Large numbers of single-threaded jobs like this are submitted using the swarm utility. Set up a swarm command file containing one line for each of your OMSSA runs. Here is a sample swarm command file:

------------------file sample.com--------------------
/usr/local/xtandem/bin/tandem.exe /data/user/myproj/input1.xml
/usr/local/xtandem/bin/tandem.exe /data/user/myproj/input2.xml
/usr/local/xtandem/bin/tandem.exe /data/user/myproj/input3.xml
/usr/local/xtandem/bin/tandem.exe /data/user/myproj/input4.xml
/usr/local/xtandem/bin/tandem.exe /data/user/myproj/input5.xml

----------------end of file -------------------------
Submit this file with
swarm -f sample.com

Bundling jobs

If you have over 1000 X!Tandem searches to run, they should be bundled with the '-b' flag to swarm. The 'bundle number' is calculated by:
bundle number = number of commands / (2* number of jobs)
Thus, if you have 5000 searches and want them packaged into 100 batch jobs total, the bundle number would be 5000/200 = 25. The swarm of jobs would be submitted with:
swarm -b 25 -f sample.com
As you see, bundling the jobs hugely decreases the number of individual jobs and therefore decreases the overhead for such large numbers of small jobs. (More information about swarm options)

Parallel Tandem

Parallel Xtandem is most commonly used to search for several potential modifications against an entire database, to build a sub-database of proteins for subsequent searches. Once this sub-database has been assembled, the resultant smaller database of candidate proteins can be searched again with refinement (searched for missed cleavages and partial cleavages with potential modifications), either sequentially or again in parallel. The results of running a search without refinement against the entire database, on one machine or in parallel with many machines, are in very close agreement. The results of running a subsequent search with refinement against the sub-database, on one machine compared to several machines in parallel, are also in close agreement but have produced a very small percent difference in the number of proteins identified (~2%). This is due to peptide expectation values that are borderline with respect to the confidence level set in the parallel input.xml parameters.

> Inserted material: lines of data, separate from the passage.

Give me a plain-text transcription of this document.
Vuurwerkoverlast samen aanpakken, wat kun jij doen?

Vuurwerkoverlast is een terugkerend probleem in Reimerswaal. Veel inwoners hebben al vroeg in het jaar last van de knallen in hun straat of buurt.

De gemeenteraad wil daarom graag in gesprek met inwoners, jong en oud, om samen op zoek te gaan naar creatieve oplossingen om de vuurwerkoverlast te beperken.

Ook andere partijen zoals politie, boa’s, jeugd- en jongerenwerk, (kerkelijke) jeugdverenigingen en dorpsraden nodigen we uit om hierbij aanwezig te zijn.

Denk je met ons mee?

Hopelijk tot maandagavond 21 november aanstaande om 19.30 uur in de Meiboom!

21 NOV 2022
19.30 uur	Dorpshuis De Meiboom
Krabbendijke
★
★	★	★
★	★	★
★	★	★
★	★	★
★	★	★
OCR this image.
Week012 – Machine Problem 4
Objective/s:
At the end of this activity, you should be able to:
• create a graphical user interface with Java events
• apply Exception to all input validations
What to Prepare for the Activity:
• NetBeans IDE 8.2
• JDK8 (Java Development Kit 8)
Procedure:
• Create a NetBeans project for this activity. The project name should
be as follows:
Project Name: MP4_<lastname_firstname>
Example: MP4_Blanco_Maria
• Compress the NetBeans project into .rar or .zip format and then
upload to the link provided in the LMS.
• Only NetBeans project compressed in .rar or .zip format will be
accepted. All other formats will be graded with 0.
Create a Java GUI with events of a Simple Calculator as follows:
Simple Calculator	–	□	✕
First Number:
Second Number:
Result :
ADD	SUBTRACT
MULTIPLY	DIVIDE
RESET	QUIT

Parallel Xtandem was devloped in the lab of Andrew Link at the Vanderbilt University School of Medicine. Parallel Tandem webpage

The package includes several programs which are installed in /usr/local/xtandem/bin on Biowulf.

Documentation and details on running Parallel Xtandem

Note that the autotandem_mpi script will not run correctly in the Biowulf environment. Instead, submit your jobs with a command

#!/bin/csh
#  this file is myxtandem.bat
#PBS -j oe

setenv PATH /usr/local/xtandem/bin:/usr/local/mpich/bin:$PATH
cd ${PBS_O_WORKDIR}

date
pwd
mpirun -machinefile $PBS_NODEFILE -np $np \ 
    /usr/local/xtandem/bin/tandem_mpi firstinput.xml secondinput.xml
date
Submit this job with
qsub -v np=20 -l nodes=10 myxtandem.bat

More information about X!Tandem can be found at the X!Tandem website.